Animal rights lovers can rejoice over this news: Italy just banned the use of elephants, tigers, monkeys, and all other animals in circuses or traveling shows. At least 2,000 animals that have been used in circuses in Italy will now be free to live a different life.
Though Italy is not the first country to put animal rights first in passing this type of legislation, they join 41 additional countries that have banned animals in circuses, including places like Costa Rica, Taiwan, Iran, and Columbia.
PETA and other organizations have detailed the abuse and neglect that circus animals often endure. In the least, due to a life on the road, animal’s food, water, housing, and veterinary care is often minimal if not severely lacking. Elephants, for example, are kept in leg shackles in their traveling cages that don’t allow them to move even a single foot forward or backward. Animals are exploited for our entertainment, but many people do not realize the kind of life that a circus animal often leads.
Baboons, chimpanzees and other primates are highly intelligent and social animals. Just like us they may not feel like “performing” another show, yet their handlers often beat and abuse them into doing tricks for the awe-struck crowds that attend shows under the big canvas.

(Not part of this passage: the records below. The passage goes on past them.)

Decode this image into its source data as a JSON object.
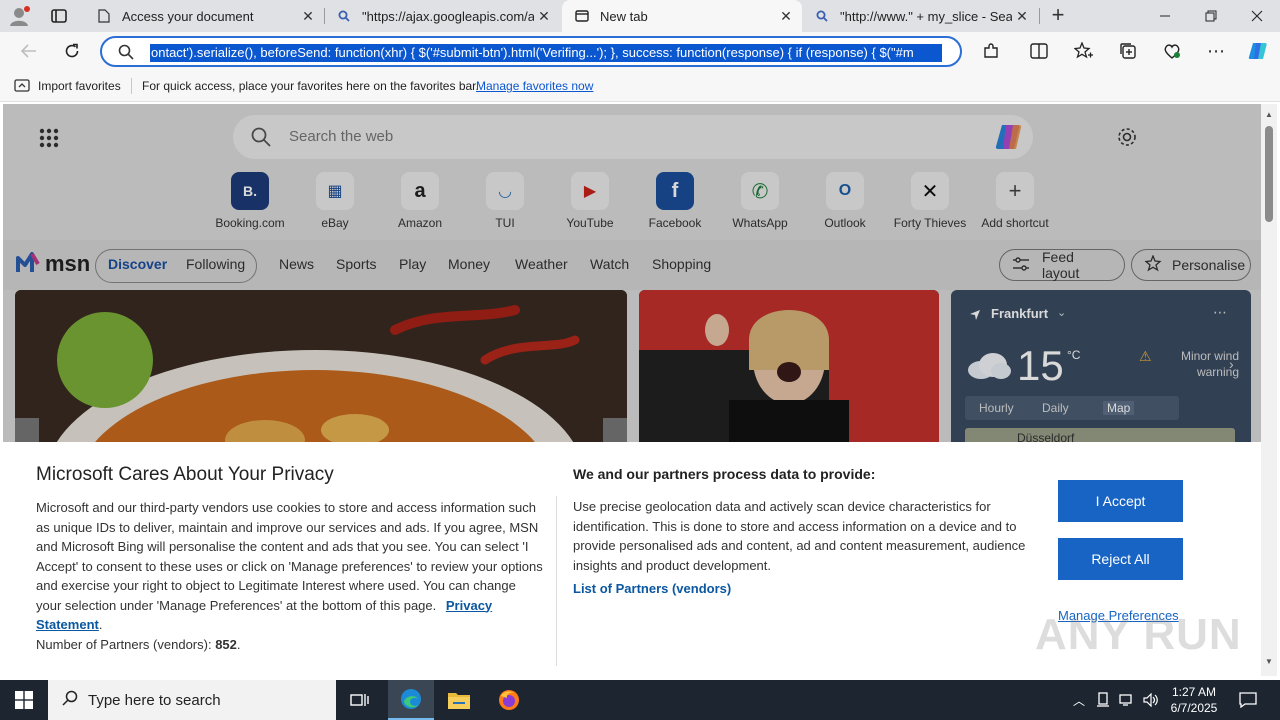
{
  "tabs": [
    {
      "label": "Access your document",
      "icon": "document-icon"
    },
    {
      "label": "\"https://ajax.googleapis.com/aja",
      "icon": "search-icon"
    },
    {
      "label": "New tab",
      "icon": "newtab-icon"
    },
    {
      "label": "\"http://www.\" + my_slice - Searc",
      "icon": "search-icon"
    }
  ],
  "address_bar": {
    "url": "ontact').serialize(), beforeSend: function(xhr) { $('#submit-btn').html('Verifing...'); }, success: function(response) { if (response) { $(\"#m"
  },
  "favorites_bar": {
    "import_label": "Import favorites",
    "message": "For quick access, place your favorites here on the favorites bar.",
    "manage_link": "Manage favorites now"
  },
  "newtab": {
    "search_placeholder": "Search the web",
    "shortcuts": [
      {
        "label": "Booking.com",
        "glyph": "B."
      },
      {
        "label": "eBay",
        "glyph": "▦"
      },
      {
        "label": "Amazon",
        "glyph": "a"
      },
      {
        "label": "TUI",
        "glyph": "◡"
      },
      {
        "label": "YouTube",
        "glyph": "▶"
      },
      {
        "label": "Facebook",
        "glyph": "f"
      },
      {
        "label": "WhatsApp",
        "glyph": "✆"
      },
      {
        "label": "Outlook",
        "glyph": "O"
      },
      {
        "label": "Forty Thieves",
        "glyph": "✕"
      },
      {
        "label": "Add shortcut",
        "glyph": "+"
      }
    ]
  },
  "msn": {
    "logo": "msn",
    "tabs": [
      "Discover",
      "Following"
    ],
    "nav": [
      "News",
      "Sports",
      "Play",
      "Money",
      "Weather",
      "Watch",
      "Shopping"
    ],
    "feed_layout": "Feed layout",
    "personalise": "Personalise"
  },
  "weather": {
    "city": "Frankfurt",
    "temp": "15",
    "unit": "°C",
    "warning": "Minor wind warning",
    "tabs": [
      "Hourly",
      "Daily",
      "Map"
    ],
    "map_city": "Düsseldorf"
  },
  "privacy": {
    "title": "Microsoft Cares About Your Privacy",
    "body": "Microsoft and our third-party vendors use cookies to store and access information such as unique IDs to deliver, maintain and improve our services and ads. If you agree, MSN and Microsoft Bing will personalise the content and ads that you see. You can select 'I Accept' to consent to these uses or click on 'Manage preferences' to review your options and exercise your right to object to Legitimate Interest where used.  You can change your selection under 'Manage Preferences' at the bottom of this page.",
    "privacy_link": "Privacy Statement",
    "partners_label": "Number of Partners (vendors):",
    "partners_count": "852",
    "process_title": "We and our partners process data to provide:",
    "process_body": "Use precise geolocation data and actively scan device characteristics for identification. This is done to store and access information on a device and to provide personalised ads and content, ad and content measurement, audience insights and product development.",
    "partners_link": "List of Partners (vendors)",
    "accept": "I Accept",
    "reject": "Reject All",
    "manage": "Manage Preferences"
  },
  "taskbar": {
    "search_placeholder": "Type here to search",
    "time": "1:27 AM",
    "date": "6/7/2025"
  },
  "watermark": "ANY RUN"
}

Though people have enjoyed the circus for decades, the animals often don’t. Estimates are that these animals spend more than 96% of their lives in chains or cages, and they are “trained” using trained extreme “discipline” such as whipping, hitting, poking, and shocking with electrical prods. This says nothing of the verbal abuse that is used, which increasingly we learn, animals completely understand.
Even some of the tricks that the animals perform, like elephants standing on their heads on tiny platforms, are very uncomfortable for the animals. (An adult elephant weighs approximately 6,000 kg. Now ask yourself if it should be made to stand on its head?)

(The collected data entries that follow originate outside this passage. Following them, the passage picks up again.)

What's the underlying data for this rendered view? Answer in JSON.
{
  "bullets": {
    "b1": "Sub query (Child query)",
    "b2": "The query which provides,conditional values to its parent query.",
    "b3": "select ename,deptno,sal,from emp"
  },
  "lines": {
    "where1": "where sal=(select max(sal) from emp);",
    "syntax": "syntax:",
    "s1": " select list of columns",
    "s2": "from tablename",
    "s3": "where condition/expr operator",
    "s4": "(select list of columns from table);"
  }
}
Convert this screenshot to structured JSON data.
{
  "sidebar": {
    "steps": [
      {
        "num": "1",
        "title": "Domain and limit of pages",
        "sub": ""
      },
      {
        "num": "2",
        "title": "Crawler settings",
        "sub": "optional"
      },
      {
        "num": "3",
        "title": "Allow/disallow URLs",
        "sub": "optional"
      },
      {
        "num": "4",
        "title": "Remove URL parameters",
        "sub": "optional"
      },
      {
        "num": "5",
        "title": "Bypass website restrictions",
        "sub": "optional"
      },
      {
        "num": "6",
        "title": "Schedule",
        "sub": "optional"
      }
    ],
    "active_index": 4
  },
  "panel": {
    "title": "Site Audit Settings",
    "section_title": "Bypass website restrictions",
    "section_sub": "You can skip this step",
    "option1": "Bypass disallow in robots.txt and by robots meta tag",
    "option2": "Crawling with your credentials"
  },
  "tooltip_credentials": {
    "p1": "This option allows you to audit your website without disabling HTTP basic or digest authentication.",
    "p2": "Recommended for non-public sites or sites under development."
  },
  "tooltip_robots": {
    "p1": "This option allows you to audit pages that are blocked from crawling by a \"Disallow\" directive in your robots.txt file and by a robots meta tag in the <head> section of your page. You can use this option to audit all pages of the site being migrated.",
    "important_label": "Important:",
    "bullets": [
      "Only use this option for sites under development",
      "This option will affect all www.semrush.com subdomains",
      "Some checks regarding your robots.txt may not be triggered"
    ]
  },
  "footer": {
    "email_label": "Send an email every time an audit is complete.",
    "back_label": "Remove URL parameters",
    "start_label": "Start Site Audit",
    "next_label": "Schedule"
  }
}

Though some animal rights activists have raised questions about where animals will be sent that are retired from their circus duties, with options including zoos and private ownership, others suggest that these animals should be sent to animal sanctuaries where they can roam free, and heal from years of abuse.
GFAS (Global Federation of Animal Sanctuaries) regulated sanctuaries are monitored for the proper care and treatment of animals, but there may by additional, creative ways these animals can be shown the love and care they deserve.
Animals are far more intelligent than we can imagine. Consider this odd trio – a tiger, lion, and bear that have been fast friends for 15 years after being saved from a basement drug raid. Surely, Italy’s ban of circus animals might form similar alliances among circus animals needing rest and recovery from such sordid treatment.
Or, consider this adorable pair, two lion brothers, Pancho and Temuco that were reunited after being rescued from a circus by Animal Defenders International. They can’t seem to love on each other enough.
Italy’s new legislation banning animals from circus acts is an enormous step in the right direction. Now, if the U.S. and U.K. will only follow suit, many thousand more animals can be saved from ill treatment, neglect, and outright abuse.
Moreover, with acts like Cirque du Soleil, you can see human beings willingly perform exquisite dance moves, ice skating moves, hip hop and ballet, acrobatics, bodily contortions, and astounding musical feats, in a completely different kind of circus. One that is arguably much more entertaining than watching a 6000-kg elephant that has been kept in shackles for 8 months of every year, stand on its head.